Adding positivity constraints change the result

Hello,

I have these constraints:

[LEQ {lhs = fromList [(1,1 % 1),(2,1 % 1),(3,0 % 1)], rhs = 1 % 1},LEQ {lhs = fromList [(1,1 % 1),(2,0 % 1),(3,1 % 1)], rhs = 1 % 1}]

and the objective is to maximize the first variable.

I get this result:

Just (Result {objectiveVar = 6, varValMap = fromList [(1,1 % 1),(6,1 % 1)]})

Variables 2 and 3 do not appear in this resut.

Now I add the constraints "variable 2 positive" and "variable 3 positive":

[LEQ {lhs = fromList [(1,1 % 1),(2,1 % 1),(3,0 % 1)], rhs = 1 % 1},LEQ {lhs = fromList [(1,1 % 1),(2,(-1) % 1),(3,0 % 1)], rhs = 0 % 1},LEQ {lhs = fromList [(1,1 % 1),(2,0 % 1),(3,(-1) % 1)], rhs = 0 % 1},LEQ {lhs = fromList [(1,1 % 1),(2,0 % 1),(3,1 % 1)], rhs = 1 % 1}]

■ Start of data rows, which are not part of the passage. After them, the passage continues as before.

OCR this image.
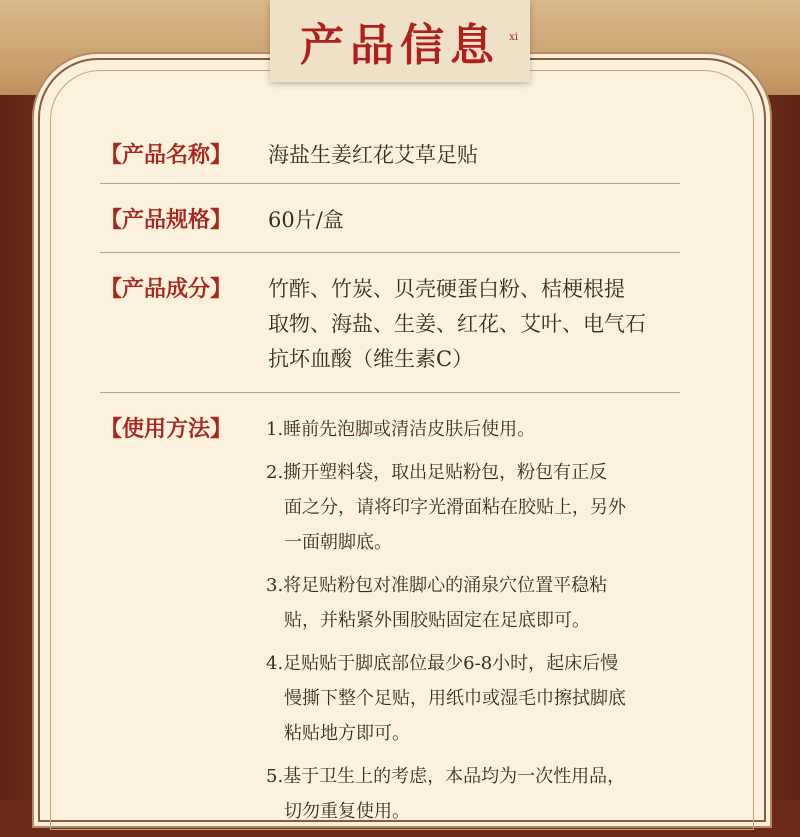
产品信息 xi
【产品名称】 海盐生姜红花艾草足贴
【产品规格】 60片/盒
【产品成分】 竹酢、竹炭、贝壳硬蛋白粉、桔梗根提
取物、海盐、生姜、红花、艾叶、电气石
抗坏血酸（维生素C）
【使用方法】 1.睡前先泡脚或清洁皮肤后使用。
2.撕开塑料袋，取出足贴粉包，粉包有正反
面之分，请将印字光滑面粘在胶贴上，另外
一面朝脚底。
3.将足贴粉包对准脚心的涌泉穴位置平稳粘
贴，并粘紧外围胶贴固定在足底即可。
4.足贴贴于脚底部位最少6-8小时，起床后慢
慢撕下整个足贴，用纸巾或湿毛巾擦拭脚底
粘贴地方即可。
5.基于卫生上的考虑，本品均为一次性用品，
切勿重复使用。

Then I get the expected results, with variables 2 and 3 present this time:

Just (Result {objectiveVar = 8, varValMap = fromList [(1,1 % 2),(2,1 % 2),(3,1 % 2),(8,1 % 2)]})

Is it normal? That sounds strange to me, because the positivity constraints should be implicit, no?

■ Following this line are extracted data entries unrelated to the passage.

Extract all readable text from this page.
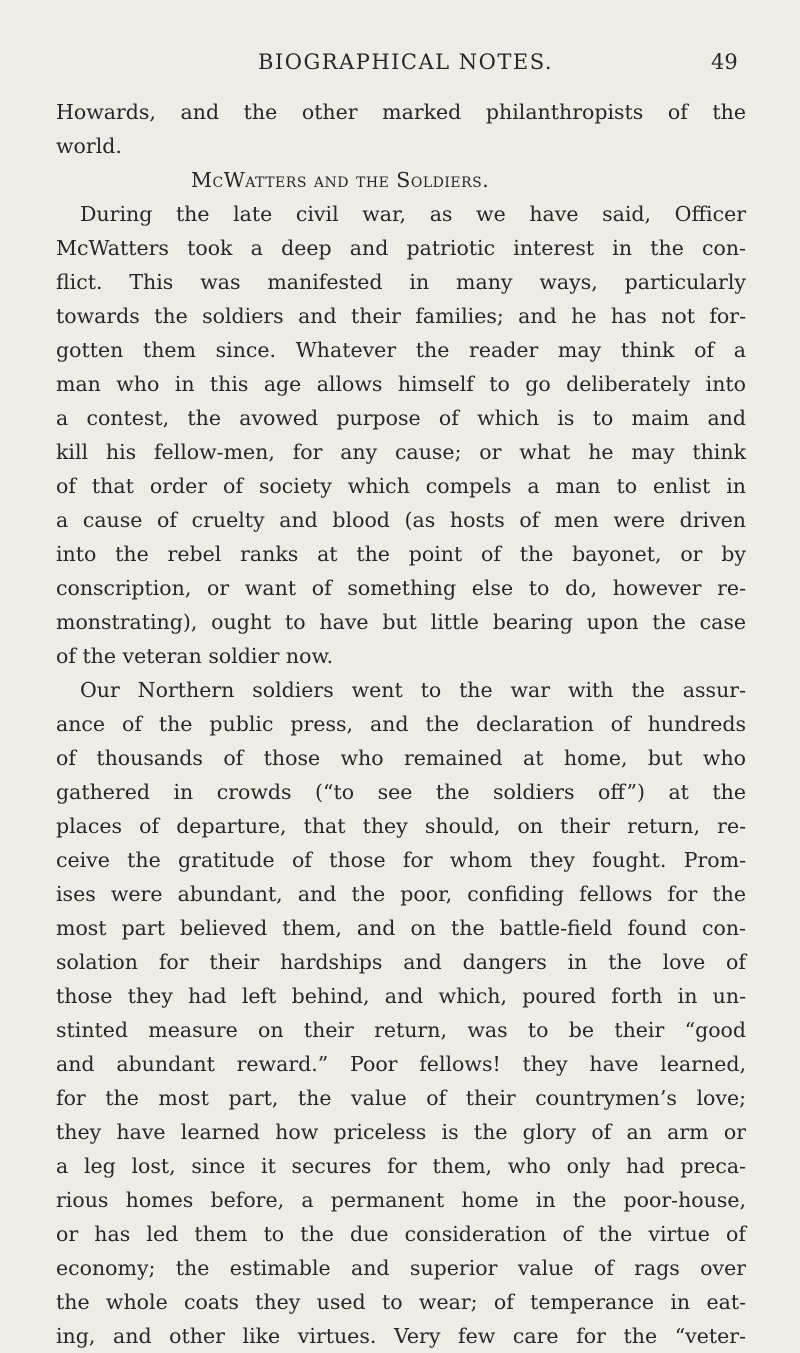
BIOGRAPHICAL NOTES.	49
Howards, and the other marked philanthropists of the
world.
McWatters and the Soldiers.
During the late civil war, as we have said, Officer
McWatters took a deep and patriotic interest in the con-
flict. This was manifested in many ways, particularly
towards the soldiers and their families; and he has not for-
gotten them since. Whatever the reader may think of a
man who in this age allows himself to go deliberately into
a contest, the avowed purpose of which is to maim and
kill his fellow-men, for any cause; or what he may think
of that order of society which compels a man to enlist in
a cause of cruelty and blood (as hosts of men were driven
into the rebel ranks at the point of the bayonet, or by
conscription, or want of something else to do, however re-
monstrating), ought to have but little bearing upon the case
of the veteran soldier now.
Our Northern soldiers went to the war with the assur-
ance of the public press, and the declaration of hundreds
of thousands of those who remained at home, but who
gathered in crowds (“to see the soldiers off”) at the
places of departure, that they should, on their return, re-
ceive the gratitude of those for whom they fought. Prom-
ises were abundant, and the poor, confiding fellows for the
most part believed them, and on the battle-field found con-
solation for their hardships and dangers in the love of
those they had left behind, and which, poured forth in un-
stinted measure on their return, was to be their “good
and abundant reward.” Poor fellows! they have learned,
for the most part, the value of their countrymen’s love;
they have learned how priceless is the glory of an arm or
a leg lost, since it secures for them, who only had preca-
rious homes before, a permanent home in the poor-house,
or has led them to the due consideration of the virtue of
economy; the estimable and superior value of rags over
the whole coats they used to wear; of temperance in eat-
ing, and other like virtues. Very few care for the “veter-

Unexpected results for simple (degenerate) cases

Thanks for this, it's quite useful and seems to work in most cases, but there are some weird results I don't quite understand. Here's some things that work as expected:

  • minimize x st x>=0, twoPhaseSimplex (Min [(1,1)]) [GEQ [(1,1)] 0): correct 0
  • maximize x st x>=0, twoPhaseSimplex (Max [(1,1)]) [GEQ [(1,1)] 0): correct Nothing
  • maximize -x st x>=0, twoPhaseSimplex (Max [(1,-1)]) [GEQ [(1,1)] 0): correct 0
  • minimize -x st x>=0, twoPhaseSimplex (Min [(1,-1)]) [GEQ [(1,1)] 0): correct Nothing

But if I flip the constraint, either by using LEQ or negating it, the unbounded cases seem to fail:

  • maximize x st x<=0, twoPhaseSimplex (Max [(1,1)]) [LEQ [(1,1)] 0): correct 0
  • minimize x st x<=0, twoPhaseSimplex (Min [(1,1)]) [LEQ [(1,1)] 0): incorrect 0
  • maximize -x st x<=0, twoPhaseSimplex (Max [(1,-1)]) [LEQ [(1,1)] 0): incorrect 0
  • minimize x st -x>=0, twoPhaseSimplex (Min [(1,1)]) [GEQ [(1,-1)] 0): incorrect 0

Am I doing something wrong or misinterpreting something? I can reproduce this with various multiple varibles as well, but it only seems to happen when I'm essentially saying to minimize variables that are bounded above (rather than below).